Most invalid wills fail for avoidable reasons
Will invalidity sounds dramatic but most cases are not contested in court — they are simply wills that fail quietly because a formality was not observed. The estate then falls into intestacy, or a previous will comes back into effect.
Here are the main ways a will can be invalid.
Improper execution
A will must be signed by the testator in the presence of two witnesses who are both present at the same time. The witnesses must then sign in the testator's presence. All three signatures must be on the same document.
Common mistakes: the testator signs before the witnesses arrive; one witness signs in a different room; the will is signed in sections over multiple sittings; witnesses sign in the wrong order. Any of these can invalidate the will.
A beneficiary witnessing the will does not invalidate it, but it does invalidate that beneficiary's gift. The same applies to the spouse or civil partner of a beneficiary.
Lack of testamentary capacity
The person making the will must understand what they are signing, know broadly what they own, and not be suffering from any condition that prevents them from making a free decision. This is the test from Banks v Goodfellow (1870).
Dementia, stroke, or serious illness does not automatically mean a person lacks capacity. Capacity is assessed at the time of signing, not generally. But if a will is challenged on capacity grounds, the burden of proof matters — and a will made without any supporting evidence of capacity is harder to defend.
Undue influence
A will can be set aside if it was made because someone pressured or coerced the testator. Undue influence is hard to prove — it requires showing that the testator's free will was overborne, not merely that they were persuaded or that someone had influence over them.
Courts are cautious about undue influence claims. A strong relationship, even a controlling one, is not enough. But where there is evidence of isolation, dependency, or direct pressure at the time of signing, a claim may succeed.
Fraud and forgery
A will produced by fraud — for example, where the testator was deceived about what they were signing — or by forgery is void.
Revocation
A will is revoked in three ways: by the testator writing a new will that includes a revocation clause; by the testator deliberately destroying the original; or by marriage. Getting married in England and Wales automatically revokes any existing will. This is one of the most commonly overlooked traps.

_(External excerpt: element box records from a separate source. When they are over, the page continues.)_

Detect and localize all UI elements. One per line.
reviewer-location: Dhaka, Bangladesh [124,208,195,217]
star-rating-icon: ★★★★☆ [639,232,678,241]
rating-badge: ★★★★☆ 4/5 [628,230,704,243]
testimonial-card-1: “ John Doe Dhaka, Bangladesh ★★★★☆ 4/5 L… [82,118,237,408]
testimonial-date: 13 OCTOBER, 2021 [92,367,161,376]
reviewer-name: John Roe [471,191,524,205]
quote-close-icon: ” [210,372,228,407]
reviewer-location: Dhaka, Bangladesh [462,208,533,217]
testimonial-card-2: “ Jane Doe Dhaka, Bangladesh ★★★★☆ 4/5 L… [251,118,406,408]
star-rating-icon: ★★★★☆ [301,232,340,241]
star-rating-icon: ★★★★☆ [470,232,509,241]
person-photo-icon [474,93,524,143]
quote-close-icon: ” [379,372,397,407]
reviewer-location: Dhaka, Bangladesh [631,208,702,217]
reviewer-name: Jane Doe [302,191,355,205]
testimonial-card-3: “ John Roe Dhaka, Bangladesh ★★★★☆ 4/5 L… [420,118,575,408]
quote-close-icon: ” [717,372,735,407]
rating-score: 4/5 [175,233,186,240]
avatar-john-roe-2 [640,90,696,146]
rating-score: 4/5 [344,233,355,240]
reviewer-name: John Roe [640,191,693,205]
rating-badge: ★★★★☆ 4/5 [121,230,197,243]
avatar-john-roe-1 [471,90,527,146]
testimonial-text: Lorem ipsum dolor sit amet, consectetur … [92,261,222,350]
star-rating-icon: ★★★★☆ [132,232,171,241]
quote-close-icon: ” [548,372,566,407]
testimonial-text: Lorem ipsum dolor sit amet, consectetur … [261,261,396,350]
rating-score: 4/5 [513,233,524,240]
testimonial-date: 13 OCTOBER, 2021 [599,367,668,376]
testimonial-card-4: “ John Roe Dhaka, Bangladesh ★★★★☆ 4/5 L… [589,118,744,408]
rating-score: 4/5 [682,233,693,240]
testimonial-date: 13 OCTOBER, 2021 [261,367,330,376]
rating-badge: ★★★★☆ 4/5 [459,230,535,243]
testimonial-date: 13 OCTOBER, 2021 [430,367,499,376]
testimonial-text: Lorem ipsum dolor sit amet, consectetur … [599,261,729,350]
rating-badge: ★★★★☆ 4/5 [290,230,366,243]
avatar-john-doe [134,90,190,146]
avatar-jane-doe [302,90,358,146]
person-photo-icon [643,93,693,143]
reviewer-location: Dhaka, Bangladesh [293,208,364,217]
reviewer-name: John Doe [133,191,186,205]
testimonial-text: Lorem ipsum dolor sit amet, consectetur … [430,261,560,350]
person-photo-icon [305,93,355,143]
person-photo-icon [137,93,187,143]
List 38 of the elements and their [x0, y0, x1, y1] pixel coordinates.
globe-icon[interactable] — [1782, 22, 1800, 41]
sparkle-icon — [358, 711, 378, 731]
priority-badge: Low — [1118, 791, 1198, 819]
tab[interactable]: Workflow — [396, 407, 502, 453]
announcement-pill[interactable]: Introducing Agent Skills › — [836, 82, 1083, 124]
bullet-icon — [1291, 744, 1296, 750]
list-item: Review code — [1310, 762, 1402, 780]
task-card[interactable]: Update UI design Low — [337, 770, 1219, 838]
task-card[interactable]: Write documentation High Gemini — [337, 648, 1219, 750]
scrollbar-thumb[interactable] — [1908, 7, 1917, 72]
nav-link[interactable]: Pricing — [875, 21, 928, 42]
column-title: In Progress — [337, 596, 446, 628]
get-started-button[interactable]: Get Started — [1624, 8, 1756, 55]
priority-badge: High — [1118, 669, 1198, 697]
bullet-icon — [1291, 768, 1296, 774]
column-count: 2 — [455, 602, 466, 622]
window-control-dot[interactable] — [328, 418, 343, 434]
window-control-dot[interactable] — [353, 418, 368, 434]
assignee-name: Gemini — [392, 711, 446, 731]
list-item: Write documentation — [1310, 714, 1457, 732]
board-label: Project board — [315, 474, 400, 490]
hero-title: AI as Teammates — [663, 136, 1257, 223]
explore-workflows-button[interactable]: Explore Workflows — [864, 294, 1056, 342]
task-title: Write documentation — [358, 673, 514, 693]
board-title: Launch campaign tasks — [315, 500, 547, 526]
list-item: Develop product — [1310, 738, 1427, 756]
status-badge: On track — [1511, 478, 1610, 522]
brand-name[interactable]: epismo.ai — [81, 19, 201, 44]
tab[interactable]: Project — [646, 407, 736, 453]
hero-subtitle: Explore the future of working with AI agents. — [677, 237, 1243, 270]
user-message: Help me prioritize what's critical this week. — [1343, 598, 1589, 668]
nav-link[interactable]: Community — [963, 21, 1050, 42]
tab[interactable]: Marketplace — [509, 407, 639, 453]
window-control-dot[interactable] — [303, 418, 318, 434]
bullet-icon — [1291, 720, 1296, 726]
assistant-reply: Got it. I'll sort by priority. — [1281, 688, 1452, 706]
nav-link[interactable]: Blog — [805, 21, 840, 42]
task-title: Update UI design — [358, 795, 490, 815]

Divorce does not revoke a will, but it does change its effect — the former spouse is treated as having died before the testator.
Ambiguity and drafting errors
A will that is ambiguous — where the meaning is genuinely unclear — is not invalid but can cause serious problems. Courts will try to determine what the testator intended, but this takes time and money. Clear, precise drafting avoids it.
How to protect your will
Sign correctly, in front of two independent witnesses who are not beneficiaries. If there is any question about your capacity, have your GP assess you first. Keep your will updated when circumstances change. Store the original safely and tell your executor where it is.